The positive effects of burdock root
There the burdock root Fifty times more grounding than other root vegetables, it can restore the grounding of the liver, […].William, Anthony. Medical food (p.304), own emphasis
If we don’t take care of our liver, over time the liver will become dense and hard and its spongy consistency will be lost.
The root practically owns all trace elements and beyond Vitamin A, C and K, as well as traces of B vitamins.
Uses of burdock root
The burdock root came to be used in a variety of ways:
- tea – Dried burdock root can be used wonderfully for tea. Its sweet and earthy taste combines well with other flavors.
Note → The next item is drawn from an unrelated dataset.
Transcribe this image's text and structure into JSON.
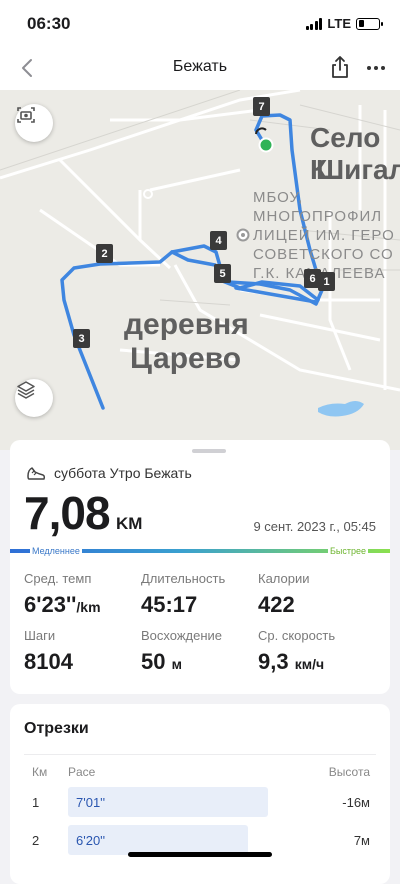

- tincture – (Anthony William recommends the tincture Burdock root from Nature’s Answer)
- Juiced – For certain clinical pictures, Anthony William recommends juicing one or more roots.
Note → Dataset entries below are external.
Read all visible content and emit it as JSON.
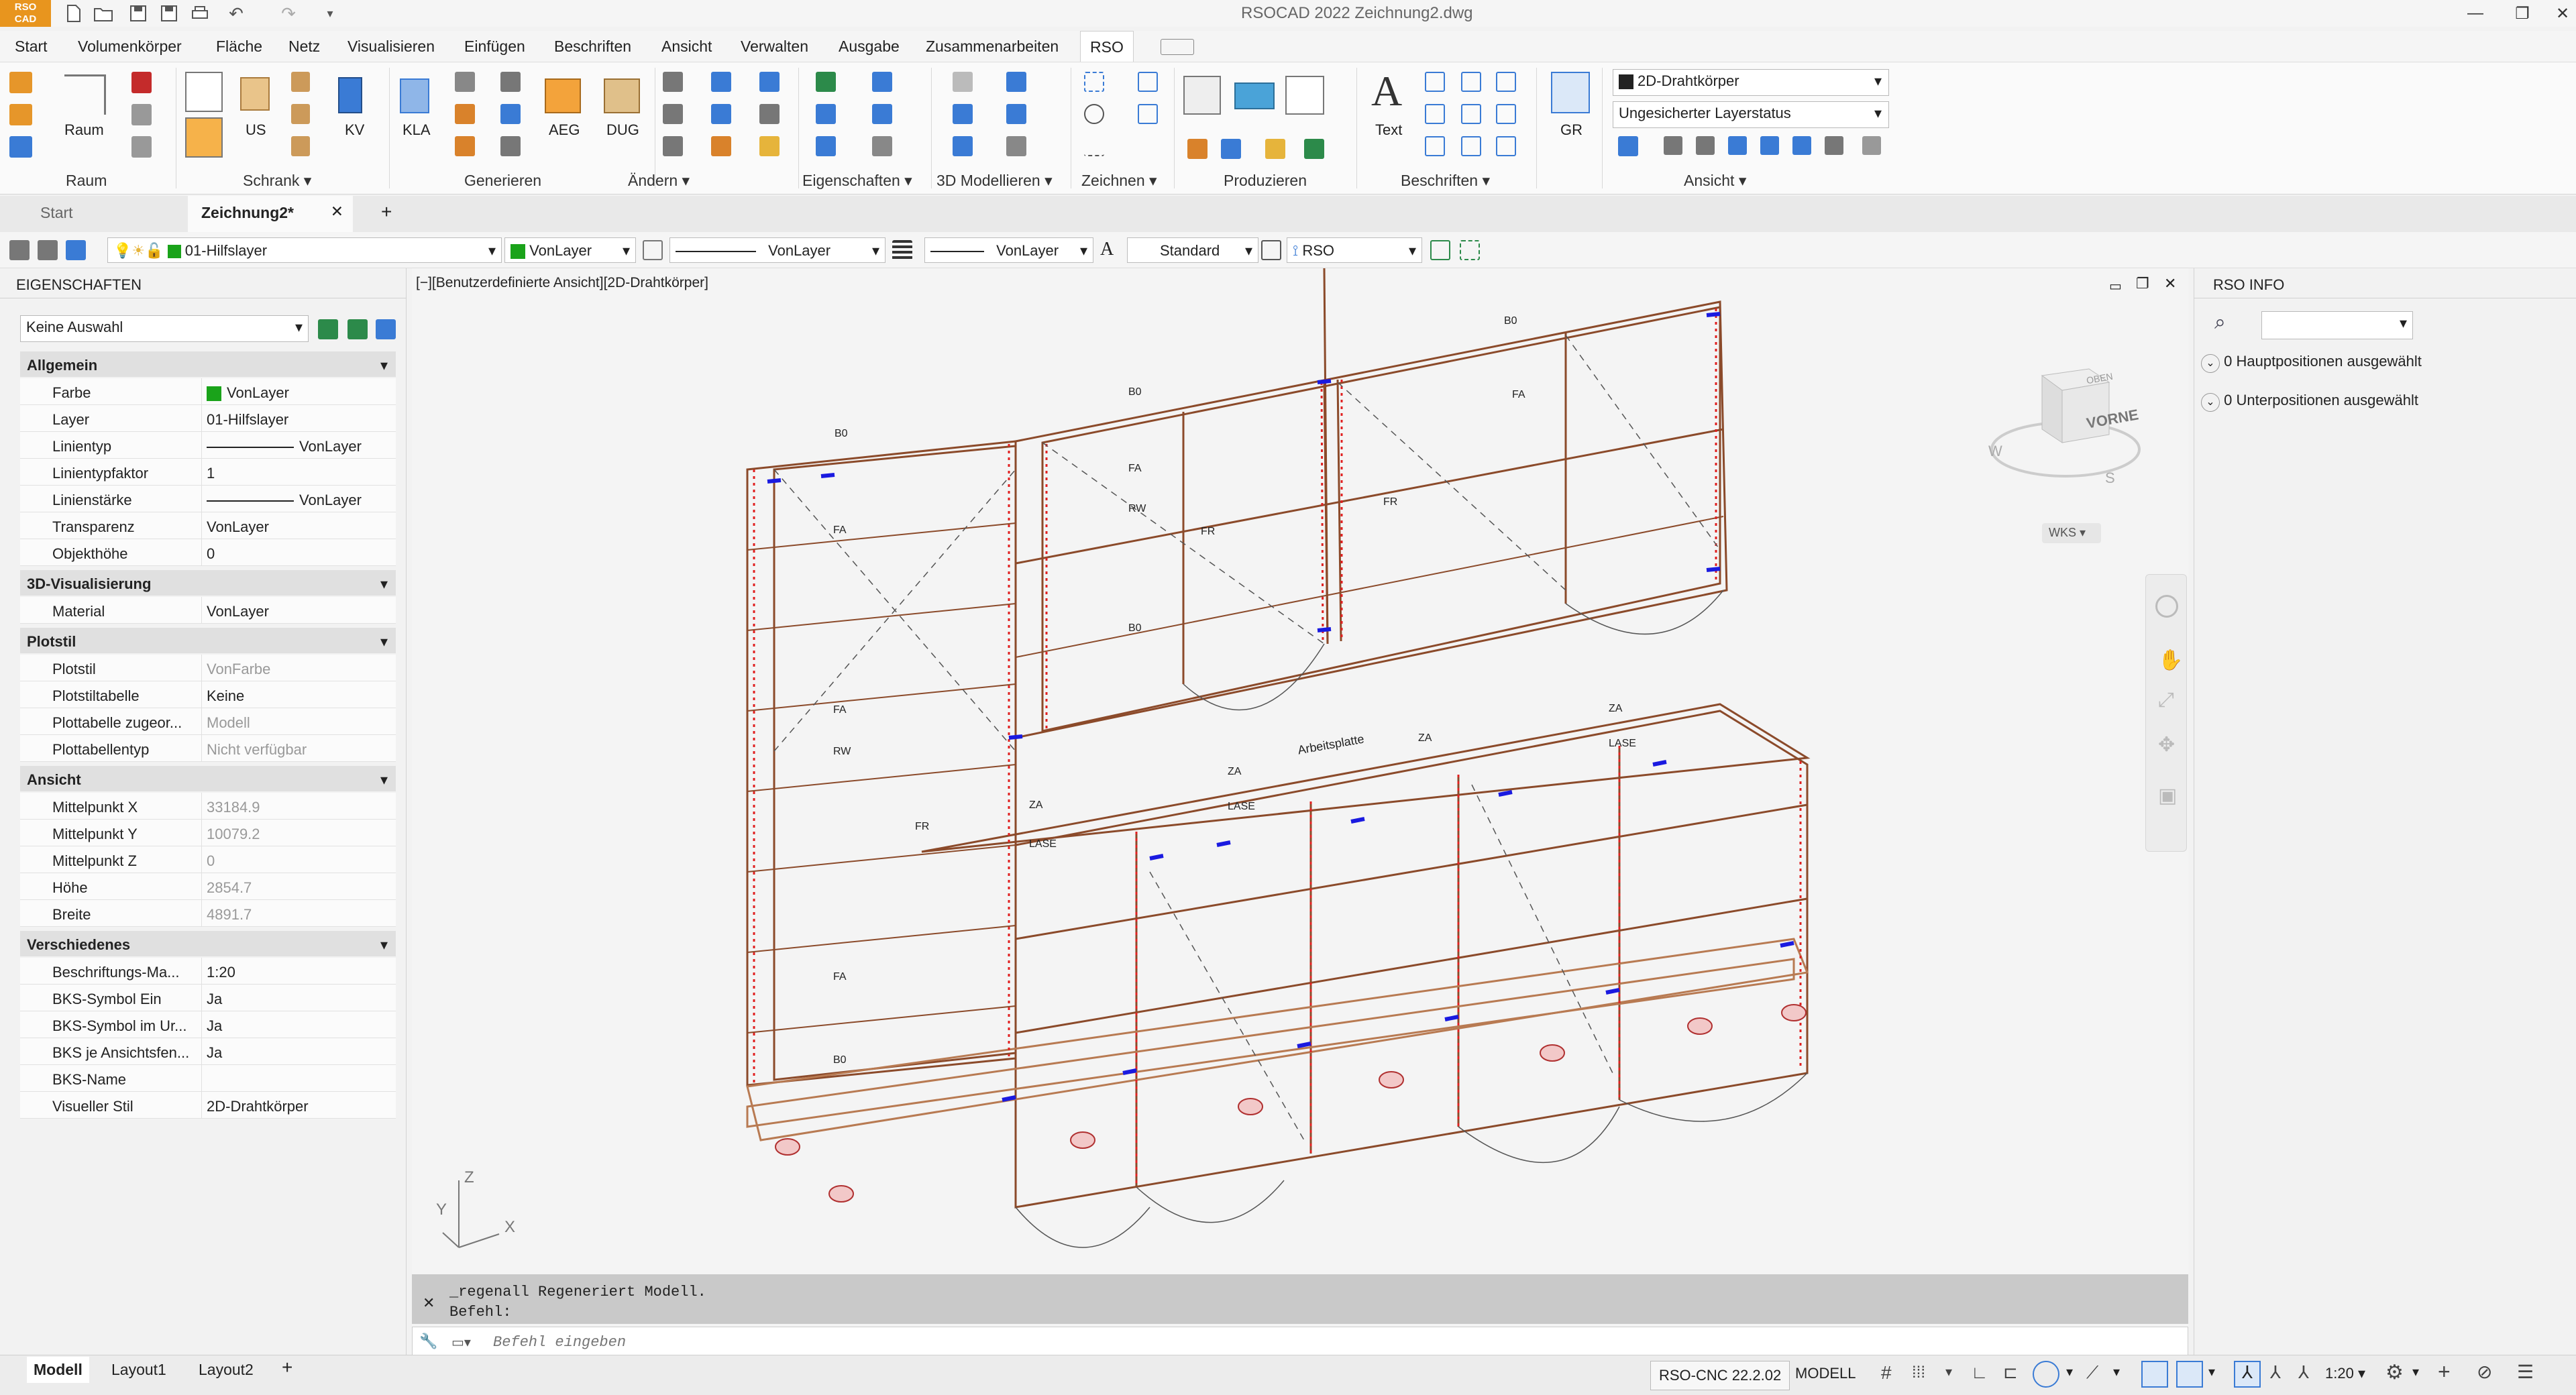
{
  "app": {
    "logo_text_top": "RSO",
    "logo_text_bottom": "CAD",
    "title": "RSOCAD 2022    Zeichnung2.dwg"
  },
  "menu": [
    "Start",
    "Volumenkörper",
    "Fläche",
    "Netz",
    "Visualisieren",
    "Einfügen",
    "Beschriften",
    "Ansicht",
    "Verwalten",
    "Ausgabe",
    "Zusammenarbeiten",
    "RSO"
  ],
  "ribbon": {
    "groups": [
      "Raum",
      "Schrank",
      "Generieren",
      "Ändern",
      "Eigenschaften",
      "3D Modellieren",
      "Zeichnen",
      "Produzieren",
      "Beschriften",
      "Ansicht"
    ],
    "buttons": [
      "Raum",
      "US",
      "KV",
      "KLA",
      "AEG",
      "DUG",
      "Text",
      "GR"
    ],
    "visual_style": "2D-Drahtkörper",
    "layer_state": "Ungesicherter Layerstatus"
  },
  "doc_tabs": [
    "Start",
    "Zeichnung2*"
  ],
  "layerbar": {
    "layer": "01-Hilfslayer",
    "color": "VonLayer",
    "linetype": "VonLayer",
    "lineweight": "VonLayer",
    "textstyle": "Standard",
    "dimstyle": "RSO"
  },
  "properties": {
    "title": "EIGENSCHAFTEN",
    "selection": "Keine Auswahl",
    "sections": [
      {
        "name": "Allgemein",
        "rows": [
          [
            "Farbe",
            "VonLayer"
          ],
          [
            "Layer",
            "01-Hilfslayer"
          ],
          [
            "Linientyp",
            "VonLayer"
          ],
          [
            "Linientypfaktor",
            "1"
          ],
          [
            "Linienstärke",
            "VonLayer"
          ],
          [
            "Transparenz",
            "VonLayer"
          ],
          [
            "Objekthöhe",
            "0"
          ]
        ]
      },
      {
        "name": "3D-Visualisierung",
        "rows": [
          [
            "Material",
            "VonLayer"
          ]
        ]
      },
      {
        "name": "Plotstil",
        "rows": [
          [
            "Plotstil",
            "VonFarbe"
          ],
          [
            "Plotstiltabelle",
            "Keine"
          ],
          [
            "Plottabelle zugeor...",
            "Modell"
          ],
          [
            "Plottabellentyp",
            "Nicht verfügbar"
          ]
        ]
      },
      {
        "name": "Ansicht",
        "rows": [
          [
            "Mittelpunkt X",
            "33184.9"
          ],
          [
            "Mittelpunkt Y",
            "10079.2"
          ],
          [
            "Mittelpunkt Z",
            "0"
          ],
          [
            "Höhe",
            "2854.7"
          ],
          [
            "Breite",
            "4891.7"
          ]
        ]
      },
      {
        "name": "Verschiedenes",
        "rows": [
          [
            "Beschriftungs-Ma...",
            "1:20"
          ],
          [
            "BKS-Symbol Ein",
            "Ja"
          ],
          [
            "BKS-Symbol im Ur...",
            "Ja"
          ],
          [
            "BKS je Ansichtsfen...",
            "Ja"
          ],
          [
            "BKS-Name",
            ""
          ],
          [
            "Visueller Stil",
            "2D-Drahtkörper"
          ]
        ]
      }
    ]
  },
  "viewport": {
    "label": "[−][Benutzerdefinierte Ansicht][2D-Drahtkörper]",
    "viewcube_face": "VORNE",
    "viewcube_top": "OBEN",
    "compass_w": "W",
    "compass_s": "S",
    "wcs": "WKS",
    "ucs_x": "X",
    "ucs_y": "Y",
    "ucs_z": "Z",
    "labels": [
      "B0",
      "B0",
      "B0",
      "B0",
      "B0",
      "FA",
      "FA",
      "FA",
      "FA",
      "FA",
      "RW",
      "RW",
      "FR",
      "FR",
      "FR",
      "ZA",
      "ZA",
      "ZA",
      "ZA",
      "LASE",
      "LASE",
      "LASE",
      "Arbeitsplatte"
    ]
  },
  "rso_info": {
    "title": "RSO INFO",
    "items": [
      "0 Hauptpositionen ausgewählt",
      "0 Unterpositionen ausgewählt"
    ]
  },
  "command": {
    "history1": "_regenall Regeneriert Modell.",
    "history2": "Befehl:",
    "placeholder": "Befehl eingeben"
  },
  "status": {
    "layout_tabs": [
      "Modell",
      "Layout1",
      "Layout2"
    ],
    "version": "RSO-CNC 22.2.02",
    "mode": "MODELL",
    "scale": "1:20"
  }
}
- “Liver Rescue” Broth – Fresh burdock root is part of the popular medicinal liver broth. The root can also be used in other medicinal broths (e.g. Healing broth) can also be used.
- Soup – You can also use the sliced, fresh burdock root in soups.
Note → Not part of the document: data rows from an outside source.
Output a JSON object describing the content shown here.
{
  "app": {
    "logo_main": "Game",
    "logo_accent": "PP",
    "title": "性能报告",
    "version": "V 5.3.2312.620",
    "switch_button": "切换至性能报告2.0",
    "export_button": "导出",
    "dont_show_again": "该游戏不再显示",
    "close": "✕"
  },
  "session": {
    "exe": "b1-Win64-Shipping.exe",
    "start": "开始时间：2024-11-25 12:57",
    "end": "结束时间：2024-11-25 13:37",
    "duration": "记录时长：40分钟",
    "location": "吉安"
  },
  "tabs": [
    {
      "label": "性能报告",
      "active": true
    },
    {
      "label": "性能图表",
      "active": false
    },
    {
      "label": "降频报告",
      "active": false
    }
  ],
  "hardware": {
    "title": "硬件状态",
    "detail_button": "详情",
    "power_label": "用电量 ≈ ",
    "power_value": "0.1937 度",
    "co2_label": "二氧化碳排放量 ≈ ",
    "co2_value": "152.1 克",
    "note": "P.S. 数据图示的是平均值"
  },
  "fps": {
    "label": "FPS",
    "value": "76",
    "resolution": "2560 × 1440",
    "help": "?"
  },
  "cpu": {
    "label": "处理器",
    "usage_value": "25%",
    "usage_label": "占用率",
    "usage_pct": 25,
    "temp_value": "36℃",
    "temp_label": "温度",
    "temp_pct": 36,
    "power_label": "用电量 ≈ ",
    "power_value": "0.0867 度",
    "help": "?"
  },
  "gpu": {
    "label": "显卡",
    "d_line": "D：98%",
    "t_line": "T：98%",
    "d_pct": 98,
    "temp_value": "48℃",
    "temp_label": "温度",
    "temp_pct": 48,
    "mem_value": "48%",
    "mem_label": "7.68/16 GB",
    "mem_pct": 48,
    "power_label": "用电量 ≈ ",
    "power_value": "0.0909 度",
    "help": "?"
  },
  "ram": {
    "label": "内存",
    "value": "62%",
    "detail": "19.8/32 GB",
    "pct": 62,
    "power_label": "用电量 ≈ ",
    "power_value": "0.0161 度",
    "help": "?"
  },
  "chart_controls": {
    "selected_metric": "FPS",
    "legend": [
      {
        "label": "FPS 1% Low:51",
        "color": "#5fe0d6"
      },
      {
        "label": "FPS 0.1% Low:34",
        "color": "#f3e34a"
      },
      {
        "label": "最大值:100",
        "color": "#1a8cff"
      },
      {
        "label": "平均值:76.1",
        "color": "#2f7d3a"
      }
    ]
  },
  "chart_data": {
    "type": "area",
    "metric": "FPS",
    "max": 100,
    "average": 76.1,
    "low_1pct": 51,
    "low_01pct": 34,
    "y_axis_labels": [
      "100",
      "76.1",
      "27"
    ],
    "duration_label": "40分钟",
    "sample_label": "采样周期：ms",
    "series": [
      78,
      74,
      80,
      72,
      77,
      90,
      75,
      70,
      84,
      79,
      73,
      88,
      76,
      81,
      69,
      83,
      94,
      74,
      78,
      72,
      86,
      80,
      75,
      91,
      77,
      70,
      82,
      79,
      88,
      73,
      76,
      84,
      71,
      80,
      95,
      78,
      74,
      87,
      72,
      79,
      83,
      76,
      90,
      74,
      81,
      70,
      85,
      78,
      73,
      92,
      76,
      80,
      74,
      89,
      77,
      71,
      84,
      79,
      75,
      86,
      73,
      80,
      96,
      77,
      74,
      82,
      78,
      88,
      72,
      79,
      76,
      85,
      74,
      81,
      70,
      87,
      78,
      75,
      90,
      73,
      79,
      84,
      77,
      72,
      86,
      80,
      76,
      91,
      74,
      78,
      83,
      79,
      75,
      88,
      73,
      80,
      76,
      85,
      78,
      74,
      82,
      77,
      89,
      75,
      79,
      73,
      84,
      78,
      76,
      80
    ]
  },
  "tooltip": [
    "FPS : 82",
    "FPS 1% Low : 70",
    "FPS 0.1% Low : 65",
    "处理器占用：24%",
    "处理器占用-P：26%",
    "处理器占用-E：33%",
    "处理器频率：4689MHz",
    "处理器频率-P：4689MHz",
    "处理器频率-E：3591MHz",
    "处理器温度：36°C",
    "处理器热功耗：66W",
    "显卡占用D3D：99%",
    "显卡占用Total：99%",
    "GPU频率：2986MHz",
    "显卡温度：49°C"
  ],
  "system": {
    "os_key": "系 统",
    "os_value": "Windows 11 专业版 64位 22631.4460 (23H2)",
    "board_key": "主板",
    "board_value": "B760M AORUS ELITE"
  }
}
Harvest burdock root yourself
Typically, burdocks are biennial plants. The spherical, pink inflorescence with flower heads only develops in the second year.
Burdocks are not only known for the fact that their fruit heads tend to stick to clothing or animal fur. Its strong taproot, which extends up to one meter into the ground, also makes the burdock so special.
With a bit of luck, you can also find the burdock in your home. They are often found in places where more demanding plants do not like it. Roadsides, fences, walls, dams or rubble dumps are some examples. Autumn is the optimal time to harvest the long, fleshy roots of burdock.
You can also cultivate burdock in your own garden. A sunny to partially shaded spot is ideal for the plant. Basically, the plant is very robust and easy to care for.